The crucial distinction, that which makes her poems spontaneous, is that she is not philosophical at all. Dickinson published only 9 of her nearly 1800 poems during her lifetime, and her reputation has come down as being reclusive spinster, averse to publication, and averse to society in general. While this may be largely true, she is by no means indifferent to her fellow human being, which the brilliance of her poetry, and its universal scope, attests to. It is a mistake to suppose that she only wrote to satisfy herself. The poet is first of all a communicator, and a poem is not a poem unless it is read and appreciated by another.
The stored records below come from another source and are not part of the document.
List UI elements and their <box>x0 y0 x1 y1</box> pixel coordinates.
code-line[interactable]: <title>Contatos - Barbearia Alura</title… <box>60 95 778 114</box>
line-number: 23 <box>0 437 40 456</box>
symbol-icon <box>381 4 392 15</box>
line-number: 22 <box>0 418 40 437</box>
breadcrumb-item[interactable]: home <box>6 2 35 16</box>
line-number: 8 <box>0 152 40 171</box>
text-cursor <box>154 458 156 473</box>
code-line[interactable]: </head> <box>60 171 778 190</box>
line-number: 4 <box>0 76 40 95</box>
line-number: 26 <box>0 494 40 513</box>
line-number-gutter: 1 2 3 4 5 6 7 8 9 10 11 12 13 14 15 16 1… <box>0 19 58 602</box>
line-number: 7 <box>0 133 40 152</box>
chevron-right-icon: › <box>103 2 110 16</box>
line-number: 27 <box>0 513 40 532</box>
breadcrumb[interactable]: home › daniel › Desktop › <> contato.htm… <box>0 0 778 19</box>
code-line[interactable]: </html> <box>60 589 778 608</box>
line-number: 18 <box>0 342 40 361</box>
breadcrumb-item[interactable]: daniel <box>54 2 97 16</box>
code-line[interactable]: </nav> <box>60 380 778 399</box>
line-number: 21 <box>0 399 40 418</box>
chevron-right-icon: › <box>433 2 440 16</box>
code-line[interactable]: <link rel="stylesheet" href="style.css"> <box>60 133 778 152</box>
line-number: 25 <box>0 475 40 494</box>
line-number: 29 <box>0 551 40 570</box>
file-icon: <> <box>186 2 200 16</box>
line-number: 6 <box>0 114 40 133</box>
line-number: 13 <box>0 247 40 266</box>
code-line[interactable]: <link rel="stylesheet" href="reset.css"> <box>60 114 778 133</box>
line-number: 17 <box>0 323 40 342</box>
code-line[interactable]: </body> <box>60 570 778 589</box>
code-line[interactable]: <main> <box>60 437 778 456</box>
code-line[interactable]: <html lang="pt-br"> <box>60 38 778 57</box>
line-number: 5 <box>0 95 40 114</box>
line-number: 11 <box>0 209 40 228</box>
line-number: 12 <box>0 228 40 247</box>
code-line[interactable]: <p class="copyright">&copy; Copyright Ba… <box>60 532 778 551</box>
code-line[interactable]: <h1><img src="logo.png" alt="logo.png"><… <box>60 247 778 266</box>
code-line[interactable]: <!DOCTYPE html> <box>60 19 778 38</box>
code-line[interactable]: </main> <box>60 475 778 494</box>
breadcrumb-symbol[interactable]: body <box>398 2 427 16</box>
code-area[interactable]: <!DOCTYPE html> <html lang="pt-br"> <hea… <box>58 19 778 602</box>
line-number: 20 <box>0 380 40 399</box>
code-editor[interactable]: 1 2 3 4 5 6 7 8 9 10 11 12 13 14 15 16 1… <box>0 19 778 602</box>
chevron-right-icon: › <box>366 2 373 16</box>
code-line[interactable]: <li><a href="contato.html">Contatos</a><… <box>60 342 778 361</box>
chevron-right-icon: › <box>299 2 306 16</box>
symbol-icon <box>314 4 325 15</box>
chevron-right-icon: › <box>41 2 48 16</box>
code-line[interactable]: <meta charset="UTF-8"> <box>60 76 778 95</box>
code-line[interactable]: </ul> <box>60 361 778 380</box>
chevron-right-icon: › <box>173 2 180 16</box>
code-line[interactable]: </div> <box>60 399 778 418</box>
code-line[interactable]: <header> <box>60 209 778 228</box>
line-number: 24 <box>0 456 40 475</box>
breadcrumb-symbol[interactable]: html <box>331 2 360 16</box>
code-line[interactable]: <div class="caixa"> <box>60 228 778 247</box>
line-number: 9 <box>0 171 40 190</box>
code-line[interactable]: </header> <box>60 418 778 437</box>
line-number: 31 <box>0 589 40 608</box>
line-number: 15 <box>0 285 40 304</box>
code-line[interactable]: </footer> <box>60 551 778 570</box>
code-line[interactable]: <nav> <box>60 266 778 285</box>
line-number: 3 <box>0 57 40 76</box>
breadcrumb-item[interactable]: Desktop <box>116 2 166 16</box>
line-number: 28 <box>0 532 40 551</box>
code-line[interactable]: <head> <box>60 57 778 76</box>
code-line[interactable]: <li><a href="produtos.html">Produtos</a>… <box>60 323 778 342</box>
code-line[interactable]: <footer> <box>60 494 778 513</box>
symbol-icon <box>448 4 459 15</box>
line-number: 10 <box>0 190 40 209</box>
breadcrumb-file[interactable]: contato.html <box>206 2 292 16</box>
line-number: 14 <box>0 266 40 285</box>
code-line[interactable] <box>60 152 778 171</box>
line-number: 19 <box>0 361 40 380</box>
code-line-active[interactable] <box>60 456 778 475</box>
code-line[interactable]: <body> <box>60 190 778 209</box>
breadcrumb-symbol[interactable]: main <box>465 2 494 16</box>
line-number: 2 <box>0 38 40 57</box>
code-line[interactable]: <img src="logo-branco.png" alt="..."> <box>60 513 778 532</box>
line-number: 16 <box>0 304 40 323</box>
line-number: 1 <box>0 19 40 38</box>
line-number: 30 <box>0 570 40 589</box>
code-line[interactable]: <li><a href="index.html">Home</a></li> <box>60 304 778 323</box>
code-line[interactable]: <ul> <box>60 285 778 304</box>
It is not true that Dickinson did not publish. She distributed her poems among a large body of correspondents, and even made bound books of handwritten poems for distribution. Dickinson is even more a poet, because she chose a very personal mode of publication, and eschewed the impersonal mode of the printed book or magazine. She selected her audience, from among her relatives and acquaintances, and wrote for their ears only. According to Smith, “Dickinson’s ‘publications’ reveal her regard for language as a dynamic exchange between speaker/author and listener/audience and for poetry as an art fashioned in those processes” (Smith 1992, p. 73).
Dickinson frequently strayed into the morbid and the macabre for her themes. Two such examples are the poems “I felt a funeral in my brain” and “I heard a fly buzz when I died”. The theme of the first poem in the losing of one’s sanity. The poet wants to convey the utter horror that this entails. Reason is the precious possession of man that sets apart from the beasts.
Reason discovers the purpose of man, and is therefore the rope to salvation. The loss of reason, therefore, has the severest consequence. To depict the severity, the poet alienates herself from her mind, and witnesses it as if a funeral were taking place in the brain. We know that the mind is still lucid, being capable of description at all. The funeral is merely a premonition.
Activity stimulates it back to life, and even with the treading of the mourners “it seemed / That sense was breaking through” (Dickinson 1994, p. 184) But once they settle down and the service begins, the mind becomes numb again. Motion is a crucial aspect of the poem, depicted through frequent alliteration and long dashes. Through activity the mind survives, and the staid funeral service is not helping. Even as the mind plunges to its abyss, in the final stanza, each plunge “hit[s] a world”, suggesting that the mind accosts a series of realities in its downward motion, each of which is a straw back to survival.”I heard a fly buzz when I died” is astonishing in that the poet describes her own death.
Her aim is do depict death as commonplace. If death is the greatest fear of many, it is because it is something they do not understand. Religion introduces the afterlife in order to explain death. But Dickenson does not bring the consolation of religion to bear. If at the very moment of dying one is conscious of a fly buzzing, and even able to notice that is has “blue, uncertain, stumbling buzz”, then death cannot be that mysterious after all (Ibid, p.
169). The final clarity of death is emphasized by employing full rhyme is the final stanza (me/see), whereas all the other rhymes in the poem are merely half-rhymes. In these first three stanzas we are concerned with merely the preliminaries to death, for example, the somber stillness, the making of the will, the anticipation of facing the Almighty (“when the king / Be witnessed in his power”). The poem is certainly the fruit of a morbid imagination. It is aimed at a Victorian audience who relished such themes.